金屬—N—雜環卡賓催化前手性酮的硅氫化反應研究
2014-09-27 16:16:48姜嵐李爭寧
綠色科技 2014年7期
姜嵐 李爭寧
摘要:指出了前手性酮和硅氫試劑的硅氫化反應是一種重要的合成手性醇化合物的方法。綜述了在過渡金屬-手性N-雜環卡賓配合物催化劑的催化下的硅氫化反應,這類催化劑的配體N-雜環卡賓配體結構多變,給電子能力強,方法具有操作簡便,反應條件溫和的特點。

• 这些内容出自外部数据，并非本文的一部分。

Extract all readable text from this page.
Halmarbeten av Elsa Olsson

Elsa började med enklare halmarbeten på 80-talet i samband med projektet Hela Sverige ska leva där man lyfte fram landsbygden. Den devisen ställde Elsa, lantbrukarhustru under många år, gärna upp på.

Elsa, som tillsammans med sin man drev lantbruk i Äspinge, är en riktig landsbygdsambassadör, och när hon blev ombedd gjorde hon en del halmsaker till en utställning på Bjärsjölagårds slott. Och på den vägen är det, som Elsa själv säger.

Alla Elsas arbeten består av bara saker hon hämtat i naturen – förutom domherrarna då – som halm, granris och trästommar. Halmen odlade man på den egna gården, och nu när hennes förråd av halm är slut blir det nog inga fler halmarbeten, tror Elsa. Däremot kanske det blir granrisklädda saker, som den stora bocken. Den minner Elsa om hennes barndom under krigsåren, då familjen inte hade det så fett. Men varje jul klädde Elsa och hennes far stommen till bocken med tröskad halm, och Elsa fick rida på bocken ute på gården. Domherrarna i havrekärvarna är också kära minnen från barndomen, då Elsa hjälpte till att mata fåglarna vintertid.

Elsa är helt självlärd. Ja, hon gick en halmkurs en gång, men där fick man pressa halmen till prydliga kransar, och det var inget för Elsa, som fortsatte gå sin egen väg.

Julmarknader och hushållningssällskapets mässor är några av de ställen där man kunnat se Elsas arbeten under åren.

關鍵詞:前手性酮;硅氫化反應;過渡金屬-N-雜環卡賓;催化反應
1引言
硅氫化反應是硅氫化合物與不飽和鍵包括碳氧雙鍵,碳氮雙鍵,碳碳雙鍵以及碳碳叁鍵等,在催化劑的誘導下進行加成反應,生成有機硅化合物。產物水解后,可生成醇、胺等化合物。利用手性催化劑催化前手性酮的硅氫化反應,是一類重要的合成手性醇的方法,反應通式如圖1。其中手性醇是合成許多手性藥物或手性化合物的重要有機中間體。如抗抑郁藥物R-托莫西汀、S-氟西汀,抗哮喘藥物R-沙丁胺醇、L-氯丙那林等。與催化加氫合成手性醇反應相比,硅氫化反應條件溫和,無需高壓條件,而且硅氫化合物化學性質相對比較穩定,易于使用和貯存。因此,從20世紀的60、70年代至今,一直受到研究者的關注。研究者對硅氫化反應高效、高選擇性的催化劑的合成與研究,至今方興未艾。

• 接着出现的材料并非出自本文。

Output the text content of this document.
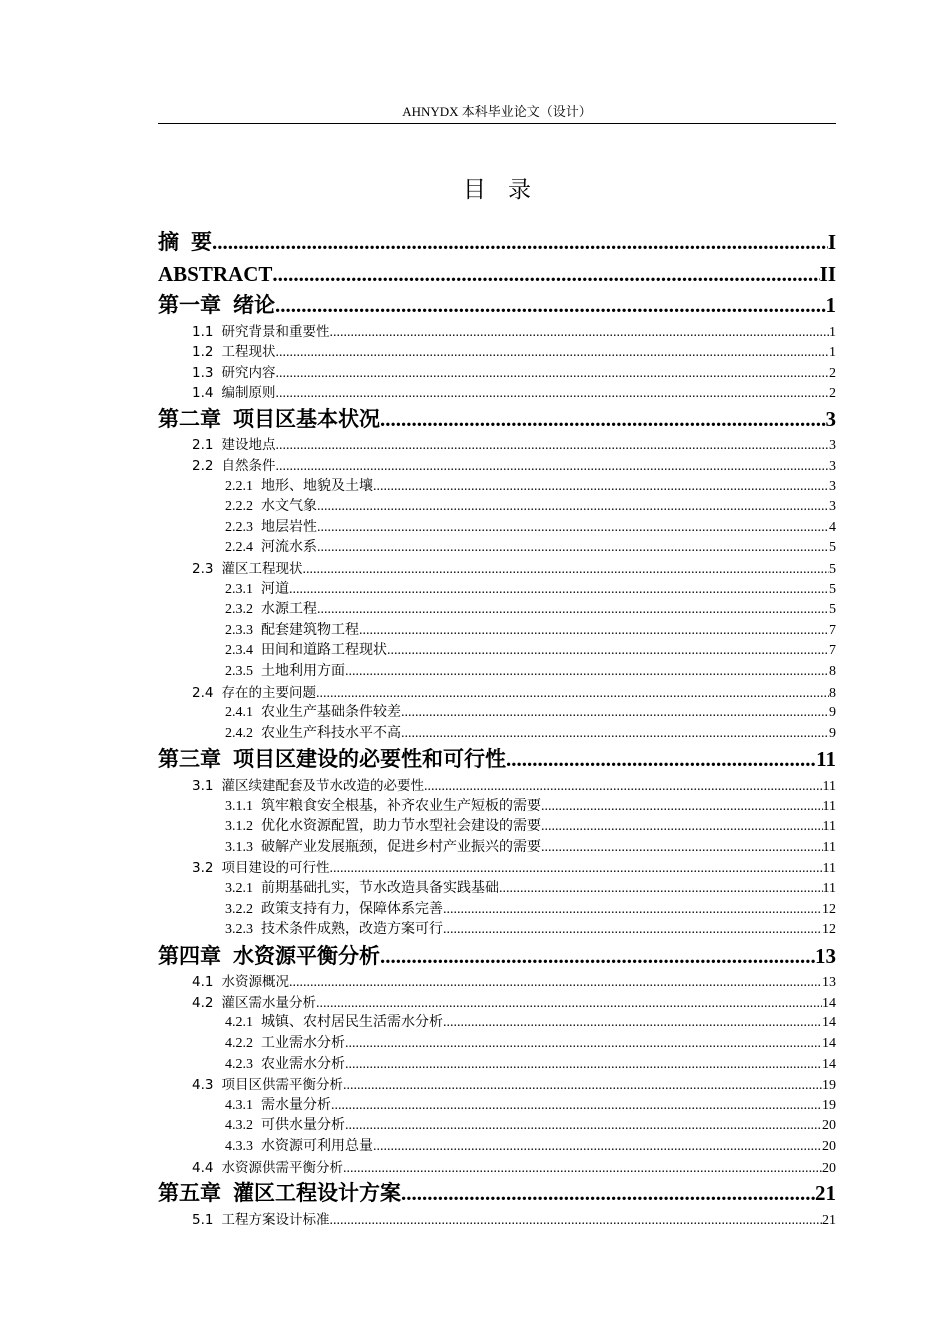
AHNYDX 本科毕业论文（设计）
目录
摘 要 .....	I
ABSTRACT .....	II
第一章 绪论 .....	1
1.1 研究背景和重要性 .....	1
1.2 工程现状 .....	1
1.3 研究内容 .....	2
1.4 编制原则 .....	2
第二章 项目区基本状况 .....	3
2.1 建设地点 .....	3
2.2 自然条件 .....	3
2.2.1 地形、地貌及土壤 .....	3
2.2.2 水文气象 .....	3
2.2.3 地层岩性 .....	4
2.2.4 河流水系 .....	5
2.3 灌区工程现状 .....	5
2.3.1 河道 .....	5
2.3.2 水源工程 .....	5
2.3.3 配套建筑物工程 .....	7
2.3.4 田间和道路工程现状 .....	7
2.3.5 土地利用方面 .....	8
2.4 存在的主要问题 .....	8
2.4.1 农业生产基础条件较差 .....	9
2.4.2 农业生产科技水平不高 .....	9
第三章 项目区建设的必要性和可行性 .....	11
3.1 灌区续建配套及节水改造的必要性 .....	11
3.1.1 筑牢粮食安全根基，补齐农业生产短板的需要 .....	11
3.1.2 优化水资源配置，助力节水型社会建设的需要 .....	11
3.1.3 破解产业发展瓶颈，促进乡村产业振兴的需要 .....	11
3.2 项目建设的可行性 .....	11
3.2.1 前期基础扎实，节水改造具备实践基础 .....	11
3.2.2 政策支持有力，保障体系完善 .....	12
3.2.3 技术条件成熟，改造方案可行 .....	12
第四章 水资源平衡分析 .....	13
4.1 水资源概况 .....	13
4.2 灌区需水量分析 .....	14
4.2.1 城镇、农村居民生活需水分析 .....	14
4.2.2 工业需水分析 .....	14
4.2.3 农业需水分析 .....	14
4.3 项目区供需平衡分析 .....	19
4.3.1 需水量分析 .....	19
4.3.2 可供水量分析 .....	20
4.3.3 水资源可利用总量 .....	20
4.4 水资源供需平衡分析 .....	20
第五章 灌区工程设计方案 .....	21
5.1 工程方案设计标准 .....	21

20世紀80年代,Brunner[1]研究小組首先報道合成了手性噻唑啉類配體1,其催化的硅氫化反應ee值首次達到了90%以上,對不同酮底物有很強的適應性。由此,結構不同的手性配體尤其是一些雙齒膦配體等被不斷被設計、合成出來,表現出很強的催化活性和立體選擇性。如圖2中化合物1-4為典型的硅氫化反應雙齒配體。近年來,N-雜環卡賓(NHC)配體作為一種新型仿膦配體應用到多種均相催化反應中。NHC配體具有更高的穩定性和更好的給電子能力。結構多變,電子效應和空間效應易調控。目前已有研究發現多種金屬如Rh[2,3,4],Ru[5],Ir[6],Cu[7,8],Pt[9],Ni[10],Ag[11]等均可參與催化硅氫化反應,其中金屬Rh應用最廣泛。許多手性NHC-金屬催化劑的底物范圍適應性廣泛,能高效催化芳香酮和脂肪酮以及雜環芳香酮的硅氫化反應,日益成為一類不可替代的手性催化劑。鑒于硅氫化反應合成手性醇反應的重要性,本文將根據NHC的結構分類綜述此類反應在近幾年的應用。
2金屬-單齒NHC催化的硅氫化反應
1996年,Herrmann[12]小組合成了具有C2對稱性的Rh配合物5,首次報道了Rh-手性NHC催化的不對稱硅氫化反應,反應式如圖3。該反應具有高度的催化性能,但是產物的立體選擇性不高,ee值最高為32%。作者認為原因可能是因為配體咪唑環的手性側鏈會繞著C-N鍵快速的旋轉,造成配位金屬周圍的手性環境難以固定。最近,該小組采用位阻更大的Rh-配合物6,在-20℃下催化丙酮酸丙酯的硅氫化反應,轉化率最高達98%,ee值最高可達74%[13]。
3金屬-雙齒NHC催化的硅氫化反應
在雙齒NHC配體的結構中,除了NHC與金屬配位以外,一般還具有O、N等其他含有孤對電子的原子與金屬配位,這一類金屬配合物在催化反應時,一般能得到更高的立體選擇性的結果。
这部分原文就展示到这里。